Amara, a talented artist in the dark-pop and R&B scenes, released her latest music video on May 22. Following the success of her hit singles Nowhere, Self Talk, and Departed, The Aftermath tells a new story of the many feelings that linger after a romantic breakup. The new video takes viewers on a compelling journey.
A follow up to Amara’s Nowhere music video, which debuted earlier this year, The Aftermath portrays the struggle one faces after letting go of an all-consuming love that would inevitably end. Resonating with people of all demographics, The Aftermath speaks directly to the soul for so many.
In emotional lyrics, Amara speaks of the motivation to move on after the dust settles. Viewers follow Amara from a weakened state, with lingering feelings, to one where she picks herself up and attempts to move on. But as is often so true, viewers see these feelings follow her throughout the song and continue to haunt her in raw and true ways.
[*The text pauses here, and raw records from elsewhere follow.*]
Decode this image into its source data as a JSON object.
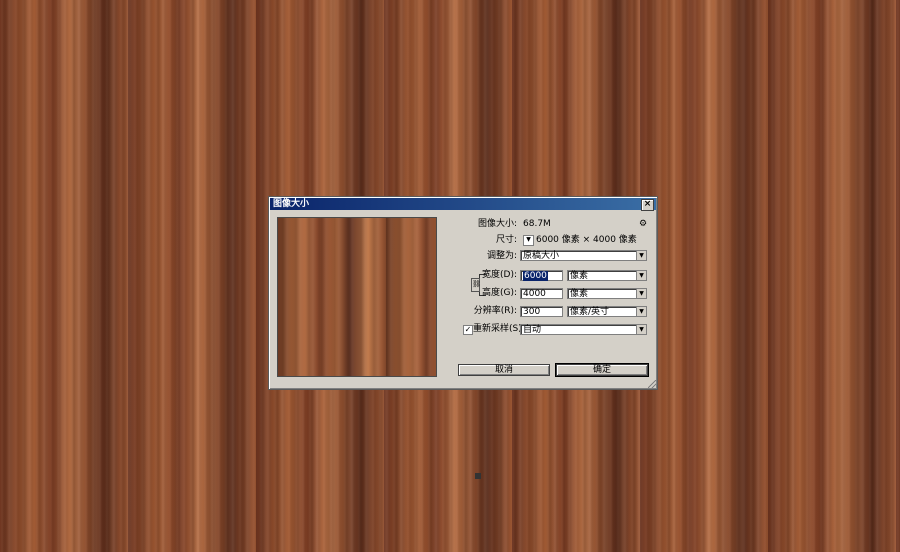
{
  "dialog": {
    "title": "图像大小",
    "close_label": "×",
    "image_size_label": "图像大小:",
    "image_size_value": "68.7M",
    "dimensions_label": "尺寸:",
    "dimensions_value": "6000 像素  ×  4000 像素",
    "fit_to_label": "调整为:",
    "fit_to_value": "原稿大小",
    "width_label": "宽度(D):",
    "width_value": "6000",
    "width_unit": "像素",
    "height_label": "高度(G):",
    "height_value": "4000",
    "height_unit": "像素",
    "resolution_label": "分辨率(R):",
    "resolution_value": "300",
    "resolution_unit": "像素/英寸",
    "resample_label": "重新采样(S):",
    "resample_checked": true,
    "resample_value": "自动",
    "cancel_label": "取消",
    "ok_label": "确定"
  },
  "icons": {
    "gear": "gear-icon",
    "link": "chain-link-icon",
    "dropdown": "triangle-down-icon",
    "check": "checkmark-icon"
  },
  "colors": {
    "titlebar_start": "#0a246a",
    "titlebar_end": "#3a6ea5",
    "dialog_face": "#d4d0c8",
    "wood_dark": "#6f3520",
    "wood_light": "#b56d43"
  }
}
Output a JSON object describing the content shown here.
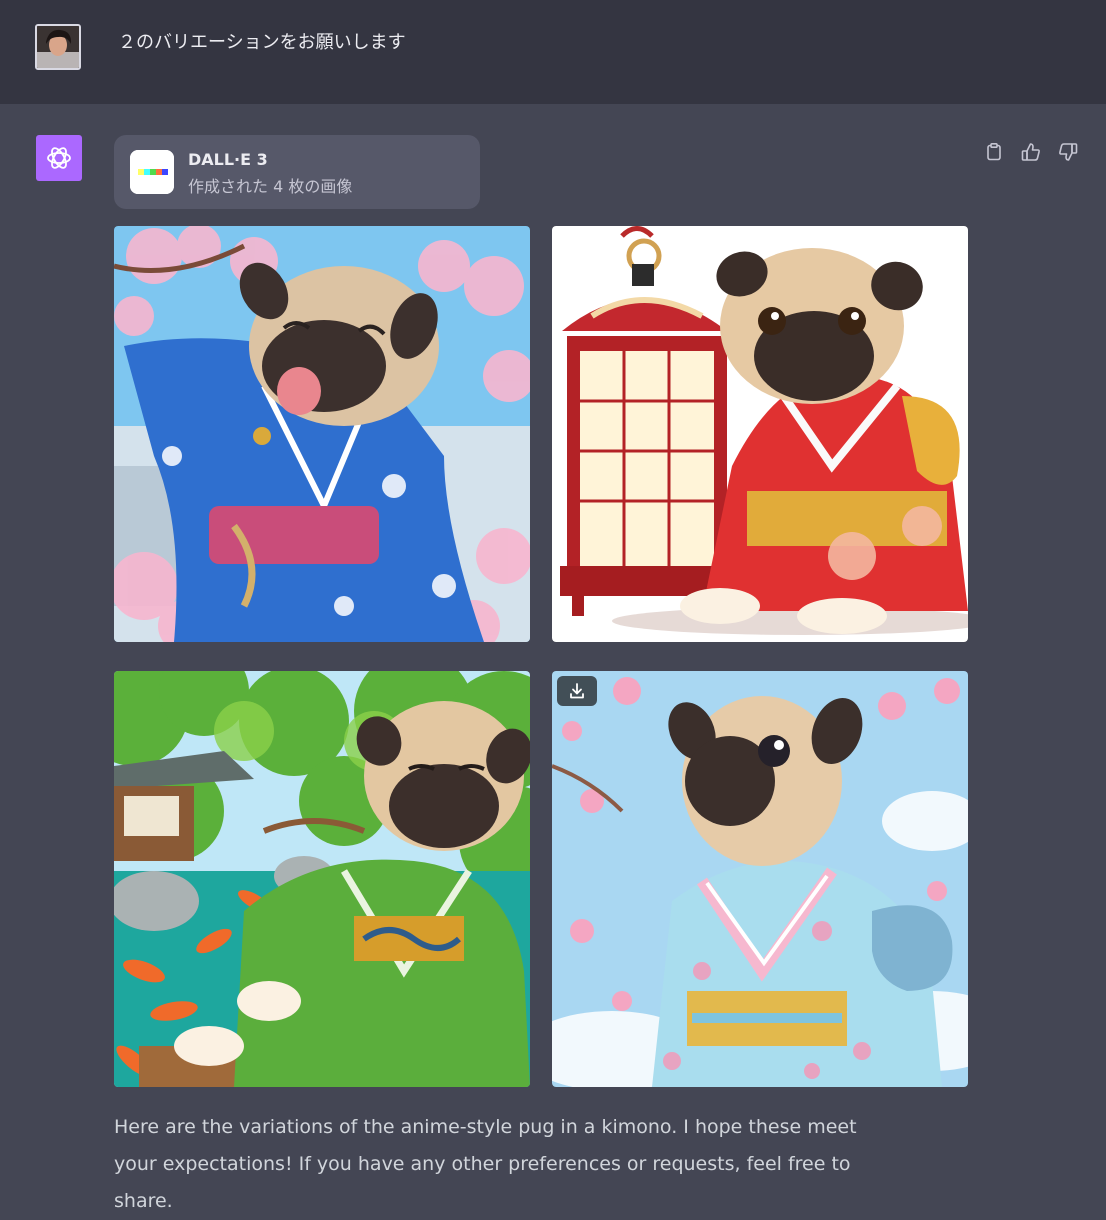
{
  "user_message": {
    "text": "２のバリエーションをお願いします",
    "avatar": "user-photo-avatar"
  },
  "assistant": {
    "avatar": "openai-logo-icon",
    "accent_color": "#ab68ff",
    "tool_card": {
      "name": "DALL·E 3",
      "subtitle": "作成された 4 枚の画像",
      "icon": "dalle-color-bar-icon"
    },
    "actions": [
      {
        "icon": "clipboard-icon"
      },
      {
        "icon": "thumbs-up-icon"
      },
      {
        "icon": "thumbs-down-icon"
      }
    ],
    "images": [
      {
        "subject": "laughing pug in blue kimono with cherry blossoms"
      },
      {
        "subject": "pug in red kimono beside a red lantern"
      },
      {
        "subject": "pug in green kimono by a koi pond garden"
      },
      {
        "subject": "pug in pastel kimono looking up at cherry blossoms",
        "download_icon": "download-icon"
      }
    ],
    "response_text": "Here are the variations of the anime-style pug in a kimono. I hope these meet your expectations! If you have any other preferences or requests, feel free to share."
  },
  "colors": {
    "background": "#444654",
    "user_row": "#343541",
    "tool_card": "#565869"
  }
}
“The Aftermath was an interesting video to shoot,” commented Amara. “I was challenged to bring out all these emotions and relive some painful feelings from the past. This was necessary to tell the story honestly. I wanted this video to represent the process of learning to let go while navigating the stages of grief – denial, depression, anger, and acceptance. After severing ties with someone, these feelings can tend to linger.”
The Aftermath music video was filmed on-location in Tahoe National Forest, incorporating its beauty and colorful nature. Written by Amara, The Aftermath was produced by Shane Anderson of Unique Records Music with videography by Frontman Media. Amara, Shane Anderson, and Frontman Media acted as co-directors.
Amara was born in Hawaii and raised in Michigan, Washington, and California. An eclectic pop singer and songwriter, she has dominated the dark-pop and R&B scenes with her unique artistry. With musical influences across every genre, her songwriting and lyrical style has an eclectic sound that is as diverse as her multicultural background. Having lived her share of ups and downs, she now uses the power of music to talk about love, loss, heartache, and struggle as a form of therapy for herself and listeners worldwide.